Pero lo que más se disfrutaba de Gilberto era la expresión más pura de su arte. Alcanzaba con escucharlo en medio de un escenario despojado por completo. En el medio, con una timidez a toda prueba, casi sin poder levantar la cabeza ni expresar otra emoción que su rostro abrumado frente a los aplausos, Gilberto (de riguroso traje oscuro y corbata) se sentaba en una silla cualquiera, cruzaba las piernas y comenzaba a tocar mientras su voz acompañaba como un susurro las increíbles melodías que nacían de su guitarra, "batida" mediante.
Su introvertido temperamento de a poco fue llegando a límites casi extremos y cada vez se hicieron más esporádicas sus apariciones públicas. En un momento, cuando todo el resto del mundo parecía resignado a dejar de disfrutar sus actuaciones en vivo y conformarse solamente con escucharlo una y otra vez desde los discos, milagrosamente la Argentina se convirtió en un lugar en el que Gilberto se sentía lo suficientemente cómodo y feliz como para disfrutar de nuevo la posibilidad de ofrecer un concierto.
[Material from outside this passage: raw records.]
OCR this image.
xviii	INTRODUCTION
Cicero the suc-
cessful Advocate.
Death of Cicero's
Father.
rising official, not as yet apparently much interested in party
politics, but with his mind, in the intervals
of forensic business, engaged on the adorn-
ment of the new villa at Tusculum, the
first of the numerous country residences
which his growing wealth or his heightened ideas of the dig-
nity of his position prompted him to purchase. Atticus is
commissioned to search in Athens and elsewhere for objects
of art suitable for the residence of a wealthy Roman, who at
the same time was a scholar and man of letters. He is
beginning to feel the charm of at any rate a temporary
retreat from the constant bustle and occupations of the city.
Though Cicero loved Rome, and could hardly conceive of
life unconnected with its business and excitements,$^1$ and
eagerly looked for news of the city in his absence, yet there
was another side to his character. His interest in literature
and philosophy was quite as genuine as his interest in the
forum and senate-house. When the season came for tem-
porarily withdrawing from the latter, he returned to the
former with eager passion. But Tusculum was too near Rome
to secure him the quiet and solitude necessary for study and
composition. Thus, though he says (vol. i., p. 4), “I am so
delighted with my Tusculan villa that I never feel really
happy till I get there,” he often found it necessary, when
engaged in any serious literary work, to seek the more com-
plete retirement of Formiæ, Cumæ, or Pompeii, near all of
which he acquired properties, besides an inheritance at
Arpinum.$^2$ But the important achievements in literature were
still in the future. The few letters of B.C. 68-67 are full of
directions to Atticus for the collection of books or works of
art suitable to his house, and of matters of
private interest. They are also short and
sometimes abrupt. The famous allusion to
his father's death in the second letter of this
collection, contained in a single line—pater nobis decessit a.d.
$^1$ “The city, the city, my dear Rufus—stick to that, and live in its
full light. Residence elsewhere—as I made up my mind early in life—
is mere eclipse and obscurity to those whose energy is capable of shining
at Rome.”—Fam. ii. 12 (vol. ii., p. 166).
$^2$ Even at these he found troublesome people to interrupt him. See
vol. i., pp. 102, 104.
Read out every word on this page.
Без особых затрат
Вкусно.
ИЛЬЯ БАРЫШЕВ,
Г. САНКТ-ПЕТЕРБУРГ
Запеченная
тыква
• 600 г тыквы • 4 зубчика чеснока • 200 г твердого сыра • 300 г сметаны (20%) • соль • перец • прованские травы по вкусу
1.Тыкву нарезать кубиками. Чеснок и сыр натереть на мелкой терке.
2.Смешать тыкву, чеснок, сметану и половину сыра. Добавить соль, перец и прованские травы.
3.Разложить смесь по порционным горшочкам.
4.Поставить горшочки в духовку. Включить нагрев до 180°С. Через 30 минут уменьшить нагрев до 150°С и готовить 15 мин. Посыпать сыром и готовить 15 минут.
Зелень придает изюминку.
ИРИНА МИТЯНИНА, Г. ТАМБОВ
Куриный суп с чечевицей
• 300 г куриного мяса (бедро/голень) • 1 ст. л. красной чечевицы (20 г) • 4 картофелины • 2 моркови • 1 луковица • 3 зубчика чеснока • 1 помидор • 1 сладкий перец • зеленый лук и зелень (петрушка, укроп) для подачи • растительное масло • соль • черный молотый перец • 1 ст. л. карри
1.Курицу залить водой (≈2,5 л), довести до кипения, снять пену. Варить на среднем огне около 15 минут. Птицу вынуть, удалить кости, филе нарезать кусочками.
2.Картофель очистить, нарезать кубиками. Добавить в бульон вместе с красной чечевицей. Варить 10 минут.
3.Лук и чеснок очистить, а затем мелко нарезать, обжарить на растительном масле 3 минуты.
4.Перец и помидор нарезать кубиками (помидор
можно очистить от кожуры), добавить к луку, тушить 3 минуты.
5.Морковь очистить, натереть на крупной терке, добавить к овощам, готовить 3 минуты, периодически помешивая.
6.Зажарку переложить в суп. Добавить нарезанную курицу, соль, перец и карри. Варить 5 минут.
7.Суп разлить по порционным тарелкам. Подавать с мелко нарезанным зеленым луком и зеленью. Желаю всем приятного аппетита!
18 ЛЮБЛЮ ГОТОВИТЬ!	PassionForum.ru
Eso ocurrió varias veces a fines de la década del 90. El público porteño fue uno de los pocos en compartir ese privilegio. Quienes fueron testigos de esos contados recitales veían a Gilberto, casi como un chico, festejándose a sí mismo la posibilidad de recuperar en vivo, frente a otras personas, la ejecución de sus grandes creaciones. No hacía falta esperar novedades en ese repertorio. Sus clásicos, recuperados en la forma más pura, tenían a través de su interpretación siempre la frescura prodigiosa de la primera vez. Sólo había que escucharlo en silencio y dejarse llevar por la belleza inefable de esa voz y esa guitarra.
La cumbre llegó en marzo de 1999, a lo largo de tres noches inolvidables. Gilberto volvía a Buenos Aires, pero esta vez acompañado. Esa vez hubo dos sillas en el escenario. En una estaba Gilberto, inconfundible. En la otra, con una sonrisa que casi no le entraba en el rostro, se acomodaba Caetano Veloso, uno de sus grandes discípulos y admiradores. "Aquí hay dos veces que han venido a contarnos lo que los ojos ya no pueden ver, las cosas que solo puede entender el corazón", escribió desde estas páginas Fernando López sobre aquéllos conciertos, que por suerte pueden ser rescatados, completos, desde los sitios de imágenes que ofrece Internet.
Fue Caetano quien dijo en Para ninguém, la canción que cierra su álbum Livro: "Y mejor que el silencio, sólo João".